In 2014, the American College of Rheumatology (ACR) launched the Rheumatology Informatics System for Effectiveness (RISE), a national electronic health record (EHR)–enabled registry that passively collects data from the EHR programs of participating practices. The system is federally certified through the Centers for Medicare and Medicaid Services (CMS) as a Qualified Clinical Data Registry (QCDR), allowing collection of data without individual patient-informed consent.
“RISE aims to decrease the burden of data collection on practices, to streamline participation in federal quality programs and to facilitate local rapid-cycle quality improvement by providing continuous performance feedback and benchmarking,” write Jinoos Yazdany, MD, MPH, of the University of California, San Francisco, and her colleagues in their latest analysis, published in the December 2016 issue of Arthritis Care & Research.
Dr. Yazdany and colleagues reported on RISE’s structure and analyzed data from the registry captured between Oct. 1, 2014, and Sept. 30, 2015, to characterize initial practices, patient data and medication use among patients diagnosed with rheumatoid arthritis (RA). They also reported the initial results of quality measures collected by the system, such as disease activity scores.

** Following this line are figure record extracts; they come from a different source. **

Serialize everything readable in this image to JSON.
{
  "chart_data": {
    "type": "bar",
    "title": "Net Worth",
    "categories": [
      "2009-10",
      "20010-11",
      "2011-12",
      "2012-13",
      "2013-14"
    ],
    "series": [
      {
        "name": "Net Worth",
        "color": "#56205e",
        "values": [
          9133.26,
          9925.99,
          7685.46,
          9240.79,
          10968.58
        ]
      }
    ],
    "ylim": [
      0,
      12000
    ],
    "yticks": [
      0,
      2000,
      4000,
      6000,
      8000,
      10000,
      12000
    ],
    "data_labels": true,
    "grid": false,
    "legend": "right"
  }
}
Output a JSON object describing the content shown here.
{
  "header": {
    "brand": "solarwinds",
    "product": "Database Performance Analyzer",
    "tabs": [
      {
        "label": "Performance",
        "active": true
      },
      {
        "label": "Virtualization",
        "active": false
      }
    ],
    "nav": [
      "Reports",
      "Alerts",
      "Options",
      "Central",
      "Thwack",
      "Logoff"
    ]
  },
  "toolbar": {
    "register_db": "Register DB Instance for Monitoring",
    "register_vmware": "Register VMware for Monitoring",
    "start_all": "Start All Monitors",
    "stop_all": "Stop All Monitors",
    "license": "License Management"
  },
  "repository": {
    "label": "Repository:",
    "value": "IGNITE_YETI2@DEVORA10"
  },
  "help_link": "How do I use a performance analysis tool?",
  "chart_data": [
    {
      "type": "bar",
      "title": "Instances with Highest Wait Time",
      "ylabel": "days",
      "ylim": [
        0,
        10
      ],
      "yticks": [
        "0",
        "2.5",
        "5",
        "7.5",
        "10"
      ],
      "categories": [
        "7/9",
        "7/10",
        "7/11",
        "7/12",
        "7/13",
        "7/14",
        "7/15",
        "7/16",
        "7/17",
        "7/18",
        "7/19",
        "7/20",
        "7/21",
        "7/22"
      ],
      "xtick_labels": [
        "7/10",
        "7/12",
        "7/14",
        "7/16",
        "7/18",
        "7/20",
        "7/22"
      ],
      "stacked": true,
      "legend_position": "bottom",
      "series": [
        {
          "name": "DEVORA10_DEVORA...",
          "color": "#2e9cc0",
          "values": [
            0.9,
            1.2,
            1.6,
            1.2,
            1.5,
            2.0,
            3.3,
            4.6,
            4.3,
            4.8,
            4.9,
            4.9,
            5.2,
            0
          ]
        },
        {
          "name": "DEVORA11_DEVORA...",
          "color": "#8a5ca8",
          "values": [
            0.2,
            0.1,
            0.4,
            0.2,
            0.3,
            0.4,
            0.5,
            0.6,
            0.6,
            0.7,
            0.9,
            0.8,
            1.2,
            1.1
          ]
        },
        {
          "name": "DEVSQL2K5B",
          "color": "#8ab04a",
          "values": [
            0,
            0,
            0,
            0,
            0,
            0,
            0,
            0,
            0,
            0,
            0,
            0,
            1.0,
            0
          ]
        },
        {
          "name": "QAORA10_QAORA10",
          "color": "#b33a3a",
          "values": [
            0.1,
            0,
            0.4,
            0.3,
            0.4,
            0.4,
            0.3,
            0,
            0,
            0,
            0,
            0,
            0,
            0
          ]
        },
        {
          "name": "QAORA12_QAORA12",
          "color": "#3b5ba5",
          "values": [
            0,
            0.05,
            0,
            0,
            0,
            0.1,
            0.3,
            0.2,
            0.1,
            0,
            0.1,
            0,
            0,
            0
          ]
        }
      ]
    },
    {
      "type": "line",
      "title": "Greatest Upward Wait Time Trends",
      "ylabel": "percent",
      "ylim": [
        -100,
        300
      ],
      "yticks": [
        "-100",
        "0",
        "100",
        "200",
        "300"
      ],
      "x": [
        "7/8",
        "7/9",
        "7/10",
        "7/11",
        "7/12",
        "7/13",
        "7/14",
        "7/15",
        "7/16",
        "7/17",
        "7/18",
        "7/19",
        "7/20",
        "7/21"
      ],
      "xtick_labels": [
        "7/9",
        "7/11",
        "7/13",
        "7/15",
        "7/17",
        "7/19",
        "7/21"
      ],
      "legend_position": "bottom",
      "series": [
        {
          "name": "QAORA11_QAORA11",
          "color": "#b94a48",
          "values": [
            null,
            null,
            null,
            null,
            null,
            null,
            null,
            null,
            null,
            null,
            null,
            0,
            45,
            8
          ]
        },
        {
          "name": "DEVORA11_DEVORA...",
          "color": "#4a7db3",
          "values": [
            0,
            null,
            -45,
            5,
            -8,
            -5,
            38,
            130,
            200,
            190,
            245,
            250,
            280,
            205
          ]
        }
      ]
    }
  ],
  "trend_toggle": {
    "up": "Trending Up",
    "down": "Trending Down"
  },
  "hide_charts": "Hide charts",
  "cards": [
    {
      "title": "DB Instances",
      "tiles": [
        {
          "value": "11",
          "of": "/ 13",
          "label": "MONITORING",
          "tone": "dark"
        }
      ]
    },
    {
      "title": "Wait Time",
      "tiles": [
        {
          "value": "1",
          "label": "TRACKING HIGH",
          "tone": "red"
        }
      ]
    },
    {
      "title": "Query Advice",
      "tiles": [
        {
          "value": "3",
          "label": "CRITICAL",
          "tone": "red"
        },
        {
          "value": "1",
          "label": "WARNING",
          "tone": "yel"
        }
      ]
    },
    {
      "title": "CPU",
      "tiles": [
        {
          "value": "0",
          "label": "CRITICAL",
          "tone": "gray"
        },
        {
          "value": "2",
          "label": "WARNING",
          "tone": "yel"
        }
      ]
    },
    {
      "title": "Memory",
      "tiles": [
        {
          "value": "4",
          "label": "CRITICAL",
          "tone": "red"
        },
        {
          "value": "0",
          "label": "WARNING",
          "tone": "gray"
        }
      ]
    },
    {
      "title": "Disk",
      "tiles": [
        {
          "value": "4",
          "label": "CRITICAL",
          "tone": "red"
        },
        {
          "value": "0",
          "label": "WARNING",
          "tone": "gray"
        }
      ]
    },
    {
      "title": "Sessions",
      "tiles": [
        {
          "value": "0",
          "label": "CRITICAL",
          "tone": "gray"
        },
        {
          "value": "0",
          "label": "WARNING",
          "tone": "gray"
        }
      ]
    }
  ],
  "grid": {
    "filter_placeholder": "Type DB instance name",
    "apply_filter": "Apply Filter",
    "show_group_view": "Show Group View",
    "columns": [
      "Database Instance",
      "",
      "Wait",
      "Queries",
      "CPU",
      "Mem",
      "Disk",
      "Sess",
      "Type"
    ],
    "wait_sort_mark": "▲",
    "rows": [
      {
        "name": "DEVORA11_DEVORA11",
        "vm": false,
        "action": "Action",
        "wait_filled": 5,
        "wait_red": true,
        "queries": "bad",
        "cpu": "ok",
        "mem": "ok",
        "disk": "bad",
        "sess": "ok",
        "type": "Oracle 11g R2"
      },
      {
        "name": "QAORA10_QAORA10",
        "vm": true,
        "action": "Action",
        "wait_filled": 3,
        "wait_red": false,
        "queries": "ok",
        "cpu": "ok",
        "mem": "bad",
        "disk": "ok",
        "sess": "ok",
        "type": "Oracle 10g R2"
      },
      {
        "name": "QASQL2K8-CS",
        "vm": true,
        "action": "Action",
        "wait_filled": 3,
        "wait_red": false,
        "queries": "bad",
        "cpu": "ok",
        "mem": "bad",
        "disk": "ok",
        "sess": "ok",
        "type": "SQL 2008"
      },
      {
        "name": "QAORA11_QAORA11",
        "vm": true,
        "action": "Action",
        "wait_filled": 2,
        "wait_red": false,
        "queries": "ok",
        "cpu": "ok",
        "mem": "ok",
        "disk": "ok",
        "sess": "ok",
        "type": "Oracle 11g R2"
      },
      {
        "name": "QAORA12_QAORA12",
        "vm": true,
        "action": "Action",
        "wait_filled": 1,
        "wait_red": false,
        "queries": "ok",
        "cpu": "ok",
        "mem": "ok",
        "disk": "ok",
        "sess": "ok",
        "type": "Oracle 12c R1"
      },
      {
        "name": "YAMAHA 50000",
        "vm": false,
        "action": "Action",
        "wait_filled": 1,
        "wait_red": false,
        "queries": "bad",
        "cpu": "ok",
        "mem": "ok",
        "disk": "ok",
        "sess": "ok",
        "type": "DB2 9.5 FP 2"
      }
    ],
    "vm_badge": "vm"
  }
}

All data automatically collected by RISE are transferred to a central data warehouse. The system is compatible with 30 different EHR programs and eliminates data entry for practices. Participating practices have access to RISE data through an online dashboard where they can view national benchmarks for quality measures, and practice- and clinician-level performance. They can also run customized queries on their own patient population and perform basic data analyses.

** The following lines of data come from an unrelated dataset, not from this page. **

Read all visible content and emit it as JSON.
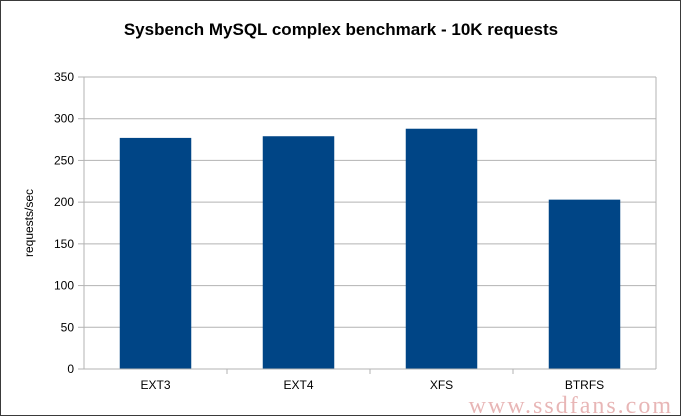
{
  "chart_data": {
    "type": "bar",
    "title": "Sysbench MySQL complex benchmark - 10K requests",
    "xlabel": "",
    "ylabel": "requests/sec",
    "categories": [
      "EXT3",
      "EXT4",
      "XFS",
      "BTRFS"
    ],
    "values": [
      277,
      279,
      288,
      203
    ],
    "ylim": [
      0,
      350
    ],
    "yticks": [
      0,
      50,
      100,
      150,
      200,
      250,
      300,
      350
    ],
    "grid": true,
    "legend": "none",
    "bar_color": "#004586"
  },
  "watermark": "www.ssdfans.com"
}
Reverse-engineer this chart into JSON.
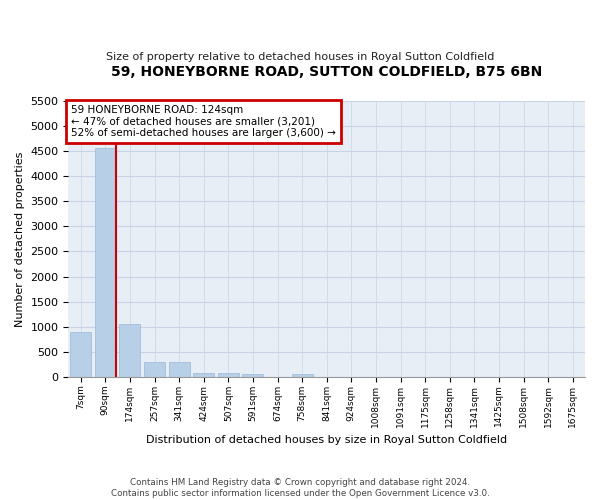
{
  "title": "59, HONEYBORNE ROAD, SUTTON COLDFIELD, B75 6BN",
  "subtitle": "Size of property relative to detached houses in Royal Sutton Coldfield",
  "xlabel": "Distribution of detached houses by size in Royal Sutton Coldfield",
  "ylabel": "Number of detached properties",
  "footer_line1": "Contains HM Land Registry data © Crown copyright and database right 2024.",
  "footer_line2": "Contains public sector information licensed under the Open Government Licence v3.0.",
  "bin_labels": [
    "7sqm",
    "90sqm",
    "174sqm",
    "257sqm",
    "341sqm",
    "424sqm",
    "507sqm",
    "591sqm",
    "674sqm",
    "758sqm",
    "841sqm",
    "924sqm",
    "1008sqm",
    "1091sqm",
    "1175sqm",
    "1258sqm",
    "1341sqm",
    "1425sqm",
    "1508sqm",
    "1592sqm",
    "1675sqm"
  ],
  "bar_values": [
    900,
    4560,
    1060,
    300,
    300,
    80,
    70,
    60,
    0,
    60,
    0,
    0,
    0,
    0,
    0,
    0,
    0,
    0,
    0,
    0,
    0
  ],
  "bar_color": "#b8cfe8",
  "bar_edge_color": "#98b8d8",
  "grid_color": "#c8d4e4",
  "bg_color": "#e8eef6",
  "vline_color": "#cc0000",
  "annotation_text": "59 HONEYBORNE ROAD: 124sqm\n← 47% of detached houses are smaller (3,201)\n52% of semi-detached houses are larger (3,600) →",
  "annotation_edge_color": "#cc0000",
  "ylim_max": 5500,
  "yticks": [
    0,
    500,
    1000,
    1500,
    2000,
    2500,
    3000,
    3500,
    4000,
    4500,
    5000,
    5500
  ]
}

RISE’s privacy and security framework are HIPAA compliant, and its research procedures were approved by the Western Institutional Review Board. Because data collected through QCDR systems are designed to improve quality, there is a waiver of individual patient informed consent for registry data capture. All RISE data used for research, as well as aggregate Medicare data requested by CMS, can be de-identified, meaning protected health information is masked. Research requests undergo a formal committee review through the ACR. And “any identified data, including text from clinical notes, will remain within the clinical data warehouse and will be analyzed centrally,” note the authors.
From Oct. 1, 2014, to Sept. 30, 2015, the registry collected data from 55 participating sites and 312 clinicians on 239,302 patients. Of the participating sites, 72% are in group practice, 21% in solo practice and 7% are part of a larger health system.

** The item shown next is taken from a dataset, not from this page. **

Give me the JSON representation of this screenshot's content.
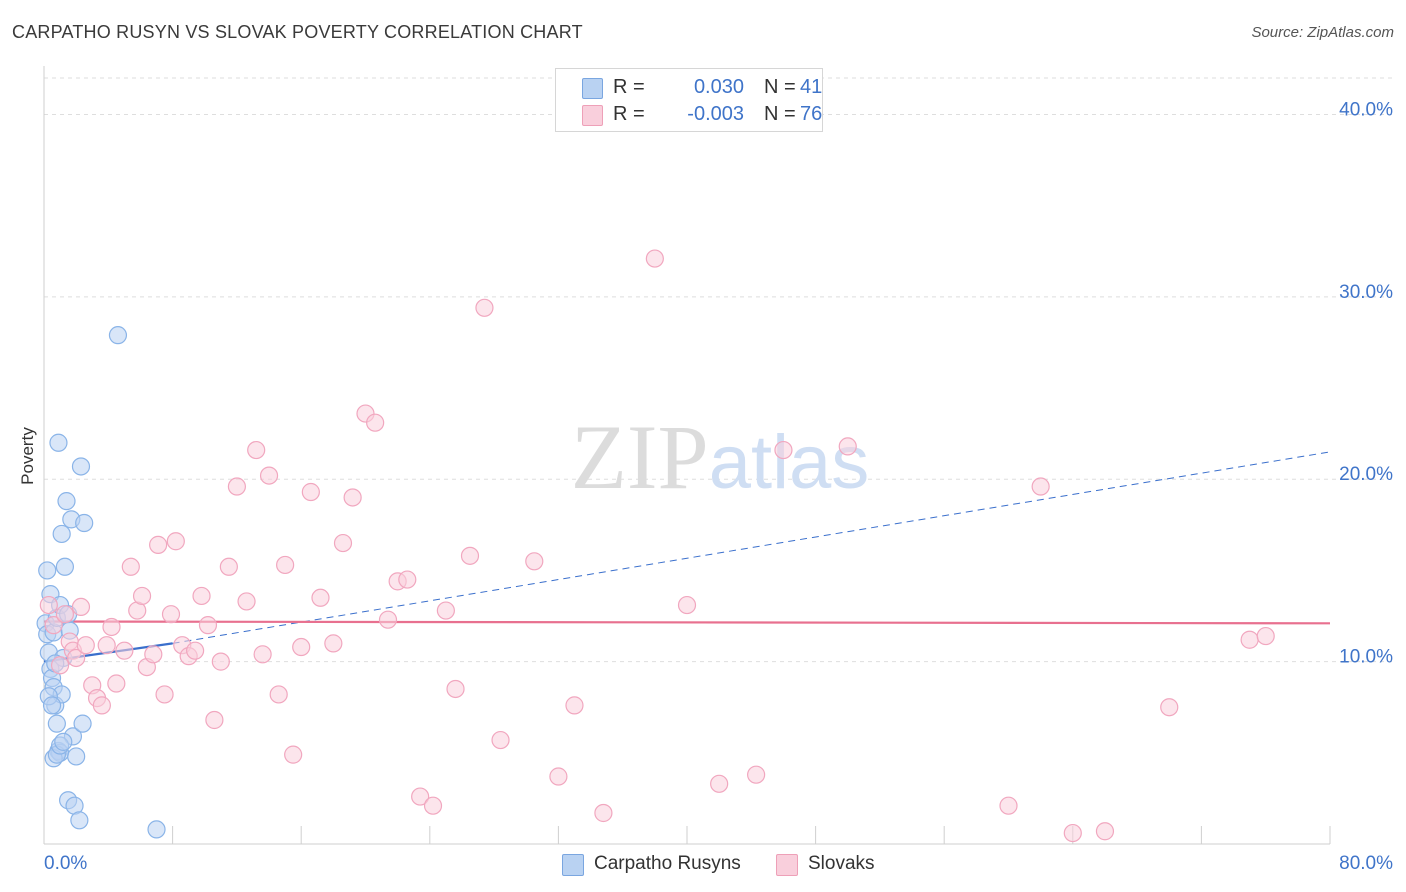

The investigators broke down select socio-demographic and clinical characteristics of the 239,302 patients captured in the system, as well as generated a list of ICD-9 codes of common rheumatic diseases. They also examined clinical data from a subset of patients with RA (n=60,102), because RA was initially a key focus of the registry. Within this group, 34% were using a biologic or targeted synthetic disease-modifying anti-rheumatic drug (DMARD) (n=520,759), while 67% were using a nonbiologic DMARD (n=540,272). Twenty-three percent of patients were on biologic DMARD monotherapy.
Of the quality measures analyzed, investigators found that 55.2% of patients had a disease activity score recorded, with the most commonly used outcome measures being Routine Assessment of Patient Index Data 3 (RAPID-3; 56.0%) and Clinical Disease Activity Index (36.9%). Fifty-three percent of patients had a functional status score, and 91.0% were taking a DMARD in the last year.
Also, “across all measures, performance was highest for a measure regarding medication reconciliation (96.8%) and lowest for serum urate monitoring in gout patients (31.0%),” note the authors.
“By aggregating, analyzing, and continuously feeding data back to rheumatology practices, RISE aims to advance our shared goals of improving knowledge about rheumatologic conditions, refining treatment strategies and outcomes, and improving the quality and safety of care,” write the authors.
Yazdany J, Bansback N, Clowse M, et al. Rheumatology informatics system for effectiveness: A national informatics-enabled registry for quality improvement. Arthritis Care Res (Hoboken). 2016 Dec;68(12):1866–1873. doi: 10.1002/acr.23089.